Indignu, “A noturna”, in https://www.youtube.com/watch?v=-FzLBAitC50

Tiraram os véus que embaciavam o dia. O restolho outonal ainda não existia – um perito aconselhou que esqueçamos o Outono, tendemos para tudo se resumir a duas estações e o Outono não é uma delas. Podia-se dizer que daí não vinha dano ao mundo: as folhas caducas que atapetam o chão ferem o olhar e o ruído estremunhado dos pés quando calcam a folhagem decadente não é melífluo. Os que contemplam o Outono como uma tentativa de belo discordam. 
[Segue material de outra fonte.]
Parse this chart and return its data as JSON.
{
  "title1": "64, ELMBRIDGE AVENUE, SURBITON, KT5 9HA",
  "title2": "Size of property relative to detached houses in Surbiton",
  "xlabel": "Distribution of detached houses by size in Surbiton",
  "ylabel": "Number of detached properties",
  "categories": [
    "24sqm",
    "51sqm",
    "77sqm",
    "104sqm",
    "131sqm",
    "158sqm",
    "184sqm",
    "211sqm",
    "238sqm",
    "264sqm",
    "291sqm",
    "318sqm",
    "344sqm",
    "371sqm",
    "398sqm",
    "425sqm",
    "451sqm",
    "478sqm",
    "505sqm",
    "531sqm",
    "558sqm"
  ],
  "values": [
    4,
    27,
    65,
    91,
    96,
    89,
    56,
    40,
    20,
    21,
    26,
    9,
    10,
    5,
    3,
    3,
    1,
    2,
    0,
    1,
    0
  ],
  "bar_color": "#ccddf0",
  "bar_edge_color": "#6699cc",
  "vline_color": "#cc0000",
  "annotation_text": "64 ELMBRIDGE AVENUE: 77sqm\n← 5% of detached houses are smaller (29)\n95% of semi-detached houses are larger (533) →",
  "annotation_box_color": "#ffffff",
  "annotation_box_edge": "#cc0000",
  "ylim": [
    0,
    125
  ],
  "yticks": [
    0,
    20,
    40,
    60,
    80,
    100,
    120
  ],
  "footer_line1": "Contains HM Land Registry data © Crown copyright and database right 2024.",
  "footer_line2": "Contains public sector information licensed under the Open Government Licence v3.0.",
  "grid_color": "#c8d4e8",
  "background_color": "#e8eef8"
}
Ninguém proteste contra a nudez do olhar. Descomprometido, sem ser amurado, sem sacerdotes que o insinuem pela meação, aprendendo-o por ser a levitação máxima da liberdade. É através do olho nu que se consegue decantar as impurezas que adulteram o que seja paisagem. Não são as penumbras que embaraçam a nitidez: a penumbra faz parte da constelação de sombras que se abate sobre as coisas e que as compõe. Às vezes, é a penumbra que desembaraça um sentido poético de outro modo ocultado.

O olhar adestrado pelas convenções é um olhar sujeito a liberdade condicional. Contrafeito por filtros ditados pelo arbítrio de mediadores não benévolos. Eles limitam-se à usurpação dos outros só para ostentarem esse poder em público e serem venerados. O olho nu procura essa nudez que se descompromete de embaraços e de grilhetas. Arremete contra as demãos que inventariam uma diferente forma de as coisas aparecerem sob o jugo do olhar. Elas são o seu próprio jugo. Jogam-se em sucessivas camadas que rebentam por dentro do corpo, apanhando-o à falsa fé.

É preciso ter o olhar nu na mira que faz observação ao que seja limítrofe. É o olhar nu que extingue, e logo à boca de cena, os mastins que se aproveitam da candura indiferente das pessoas para lhes ditarem como é o olhar e como devem olhar. Instruídos à partida, passam a ter um olhar contingente. Abraçado à vontade dos instrutores. Fabricado, artificial. Aprendendo a ser o que não seriam se ao olhar fosse devolvida a nudez original. Ou a nudez que o olhar quisesse que fosse sua.